Mais, il y a des phénomènes que l'homéostasie ne peut pas expliquer. Par exemple, la pression artérielle fluctue souvent de minute en minute. « Si le corps est censé maintenir un point d'équilibre, il ne semble pas faire un très bon travail. » La pression augmente également de façon constante tout au long de l'enfance et de l'âge adulte. Pourquoi le point d'équilibre dérive-t-il vers le haut ? Pour expliquer ces choses, certains experts, explique Jauhar, ont proposé une théorie alternative à l'homéostasie : l'allostasie.

L'allostasie ne vise pas la préservation de la constance, mais plutôt le calibrage des fonctions de l'organisme en réponse aux conditions externes et internes. Le corps ne défend pas un point d'équilibre particulier, mais permet à ce point de fluctuer en réponse à l'évolution des demandes, dont celles des circonstances sociales.
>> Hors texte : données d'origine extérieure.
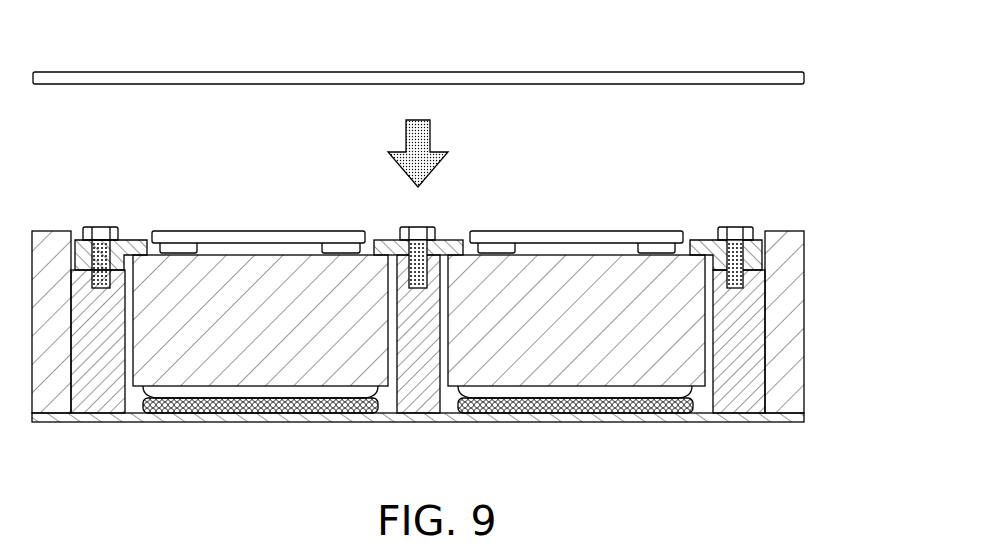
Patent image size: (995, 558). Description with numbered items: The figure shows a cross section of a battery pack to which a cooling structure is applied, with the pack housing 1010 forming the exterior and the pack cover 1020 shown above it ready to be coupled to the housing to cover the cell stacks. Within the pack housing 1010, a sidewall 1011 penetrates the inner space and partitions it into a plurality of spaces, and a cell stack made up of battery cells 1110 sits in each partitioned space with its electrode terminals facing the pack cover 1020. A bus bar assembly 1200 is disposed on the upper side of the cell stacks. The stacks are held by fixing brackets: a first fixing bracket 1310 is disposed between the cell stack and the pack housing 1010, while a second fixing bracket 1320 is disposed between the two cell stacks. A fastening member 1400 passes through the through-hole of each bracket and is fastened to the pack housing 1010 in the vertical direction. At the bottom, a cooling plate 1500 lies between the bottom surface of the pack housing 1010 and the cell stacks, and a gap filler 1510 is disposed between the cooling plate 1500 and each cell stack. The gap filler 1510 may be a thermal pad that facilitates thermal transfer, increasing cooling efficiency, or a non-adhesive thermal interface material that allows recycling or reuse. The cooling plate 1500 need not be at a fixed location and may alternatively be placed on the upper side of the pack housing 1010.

En raison de sa sensibilité à la situation sociale, l'allostasie est, à bien des égards, une notion meilleure que homéostasie pour expliquer les maladies chroniques modernes, souligne l'auteur.

Dans le cas de l'hypertension, dit-il, la cause est inconnue dans 90 % des cas. Selon le neurobiologiste Peter Sterling, un promoteur de la théorie de l'allostasie, l'hypertension est une réponse normale au stress chronique, cite-t-il.

Alors que l'homéostasie attribue l'hypertension à un défaut de régulation interne, l'allostasie l'explique comme étant une réponse normale à des circonstances sociales. L'activation physiologique (« arousal ») amène la libération d'hormones de stress comme l'adrénaline et le cortisol qui resserrent les vaisseaux sanguins et provoquent une rétention de sel. Ce qui conduit à des changements à long terme, comme un épaississement de la paroi artérielle, lesquels hausse le point d'équilibre de la pression. Le corps s'adapte à cette pression plus élevée et travaille pour la maintenir.

Ainsi, la pression est souvent constante jusqu'à 6 ans et augmente par la suite. À l'âge de 17 ans, la moitié des garçons ont une pression se situant dans l'intervalle de la préhypertension et 20 % ont une hypertension.

Selon la conception allostatique, rien n'est « cassé ». Le corps réagit de la façon dont il devrait à des circonstances chroniques « de combat ou de fuite » (« fight or flight ») dans lesquelles il se trouve. Comme le fait remarquer Sterling, le modèle de l'allostasie identifie un paradoxe apparent : les gens meurent, mais leurs mécanismes de régulation internes sont intacts.

Le concept d'allostasie est intéressant, car il met les facteurs psychosociaux au centre de la façon dont nous pensons aux problèmes de santé, dit-il.

Les recherches ont bel et bien associé l'hypertension au stress. Et il est bien établi que la pauvreté et le racisme sont associés aux accidents vasculaires cérébraux (AVC) et à la santé cardiovasculaire, rapporte l'auteur qui poursuit en citant quelques études montrant l'importance du stress dans ces maladies.

« Aujourd'hui, dit-il, il est clair que les maladies chroniques comme l'hypertension, le diabète et l'insuffisance cardiaque sont inextricablement liées à l'état de nos quartiers, de nos emplois et de nos familles. Nous devons utiliser ces informations dans la lutte contre l'inégalité croissante des revenus (...) et d'autres problèmes sociaux. »

« L'allostasie nous rappelle que pour traiter nos maux, nous devons aussi réparer notre tissu social. Nous devons examiner non seulement nos corps, mais aussi nous examiner nous-mêmes. »

Psychomédia avec source : New York Times.